This week I was privileged to participate in a conference celebrating ten years of digital storytelling at which a book, 'Cultivating Compassion - How digital storytelling is transforming healthcare', was launched.1,2
My reason for attending the conference was primarily to run a workshop on the use of digital stories as a valid source of research evidence. In addition I had a vested interest in the book launch as I had written one of the chapters (Chapter 15: Measuring what counts: digital stories as qualitative data). The conference and book, together, provide such a rich source of inspiration that I felt compelled to use this week's 'Thoughts from the Centre' to illustrate how digital stories can be a force for service transformation.
The idea for the book was the brainchild of Pilgrims Projects (PP), specialists in health and education work-based learning programmes. In 2004 PP founded the Patient Voices Programme, "to bring the voices of all those waiting patiently to be heard to the ambitious enterprise of improving the quality and safety of healthcare". Ten years later, the book presents a collection of views, insights, revelations and observations of those who have told their stories or have used these stories to stimulate leaning and improve healthcare.

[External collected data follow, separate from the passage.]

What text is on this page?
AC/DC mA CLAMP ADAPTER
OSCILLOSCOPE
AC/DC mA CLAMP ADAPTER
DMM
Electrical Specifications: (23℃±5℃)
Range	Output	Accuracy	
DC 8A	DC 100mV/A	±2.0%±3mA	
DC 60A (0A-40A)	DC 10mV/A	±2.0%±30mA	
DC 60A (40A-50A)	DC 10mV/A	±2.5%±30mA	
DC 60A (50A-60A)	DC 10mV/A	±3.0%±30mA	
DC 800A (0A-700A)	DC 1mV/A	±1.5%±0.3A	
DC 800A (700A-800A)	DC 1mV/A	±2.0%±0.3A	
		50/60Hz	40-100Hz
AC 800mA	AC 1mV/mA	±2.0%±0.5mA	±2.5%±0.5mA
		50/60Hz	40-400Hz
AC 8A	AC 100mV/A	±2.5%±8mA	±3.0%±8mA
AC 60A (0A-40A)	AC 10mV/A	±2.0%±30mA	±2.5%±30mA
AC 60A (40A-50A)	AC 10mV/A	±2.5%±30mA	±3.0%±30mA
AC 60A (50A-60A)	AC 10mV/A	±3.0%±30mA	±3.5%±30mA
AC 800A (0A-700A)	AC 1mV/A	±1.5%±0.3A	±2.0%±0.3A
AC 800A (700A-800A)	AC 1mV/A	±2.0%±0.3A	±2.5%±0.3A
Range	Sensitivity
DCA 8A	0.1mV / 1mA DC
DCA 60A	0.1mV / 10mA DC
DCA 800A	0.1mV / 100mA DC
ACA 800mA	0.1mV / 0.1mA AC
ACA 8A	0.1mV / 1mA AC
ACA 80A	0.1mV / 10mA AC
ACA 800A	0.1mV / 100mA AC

The book's contributors comprise an eclectic mix of health policy analysts, social scientists, researchers and higher education specialists, doctors, nurses and other healthcare professionals, and, importantly, patients and carers. The production of the stories, however, relies on PP's skill in using appreciative enquiry and non-judgemental listening techniques. The storytellers are supported and encouraged to let their stories evolve over a number of hours or even days, in a safe none threatening environment. This approach, as the book so eloquently shows, both empowers the storyteller and frees them from the shackles created by their experience.

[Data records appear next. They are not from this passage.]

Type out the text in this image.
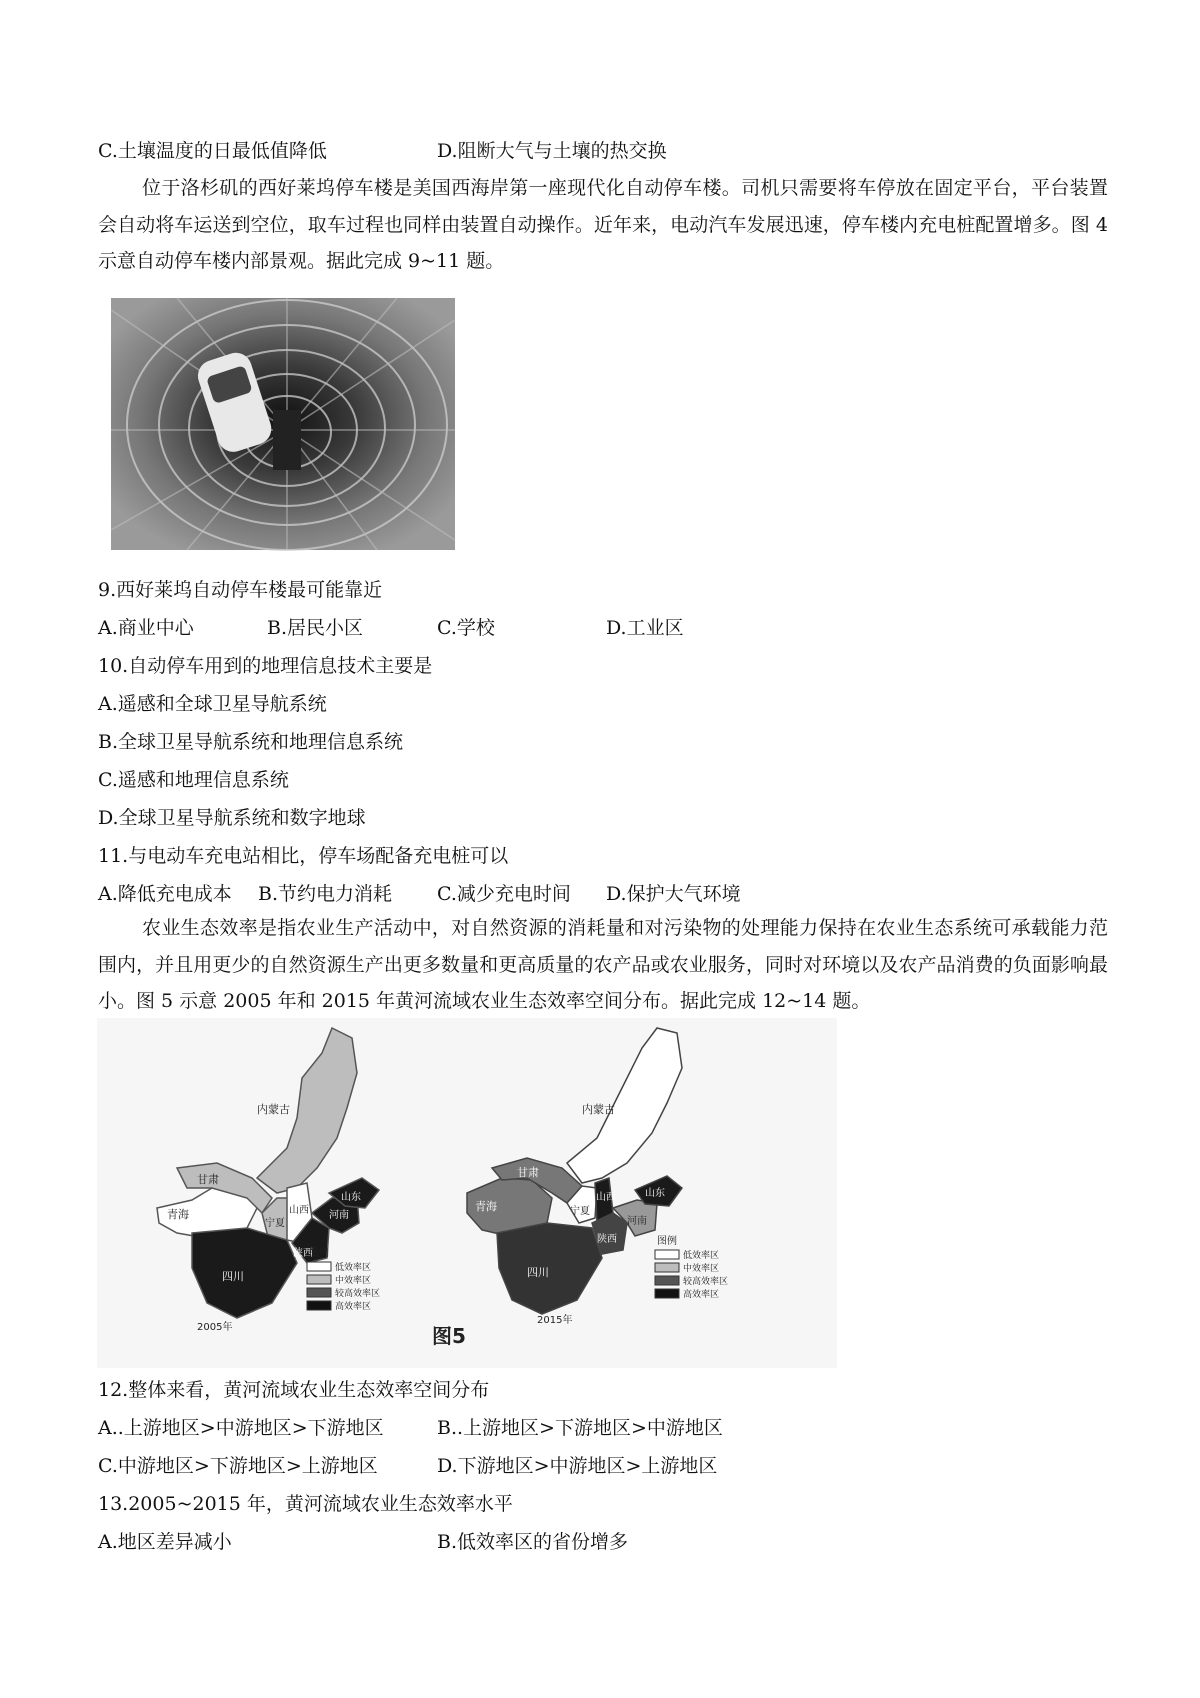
C.土壤温度的日最低值降低	D.阻断大气与土壤的热交换
位于洛杉矶的西好莱坞停车楼是美国西海岸第一座现代化自动停车楼。司机只需要将车停放在固定平台，平台装置会自动将车运送到空位，取车过程也同样由装置自动操作。近年来，电动汽车发展迅速，停车楼内充电桩配置增多。图 4 示意自动停车楼内部景观。据此完成 9~11 题。
9.西好莱坞自动停车楼最可能靠近
A.商业中心	B.居民小区	C.学校	D.工业区
10.自动停车用到的地理信息技术主要是
A.遥感和全球卫星导航系统
B.全球卫星导航系统和地理信息系统
C.遥感和地理信息系统
D.全球卫星导航系统和数字地球
11.与电动车充电站相比，停车场配备充电桩可以
A.降低充电成本 B.节约电力消耗 C.减少充电时间 D.保护大气环境
农业生态效率是指农业生产活动中，对自然资源的消耗量和对污染物的处理能力保持在农业生态系统可承载能力范围内，并且用更少的自然资源生产出更多数量和更高质量的农产品或农业服务，同时对环境以及农产品消费的负面影响最小。图 5 示意 2005 年和 2015 年黄河流域农业生态效率空间分布。据此完成 12~14 题。
内蒙古
青海
甘肃
宁夏
陕西
山西 河南
山东
四川
图例
低效率区
中效率区
较高效率区
高效率区
2005年
内蒙古
青海
甘肃
宁夏
陕西
山西
河南
山东
四川
图例
低效率区
中效率区
较高效率区
高效率区
2015年
图5
12.整体来看，黄河流域农业生态效率空间分布
A..上游地区>中游地区>下游地区	B..上游地区>下游地区>中游地区
C.中游地区>下游地区>上游地区	D.下游地区>中游地区>上游地区
13.2005~2015 年，黄河流域农业生态效率水平
A.地区差异减小	B.低效率区的省份增多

An ambition for the programme was for patients everywhere to be treated with justice, dignity, humanity, respect and compassion. The Patient Voices approach to digital storytelling has gained support and recognition throughout the international healthcare community. Feedback consistently shows they are valued for their succinctness, emotional power and versatility. Other feedback, conveyed in the book and at the conference, was on the power of personal narratives to "heal, transform, deepen insights, promote understanding and enable reflection".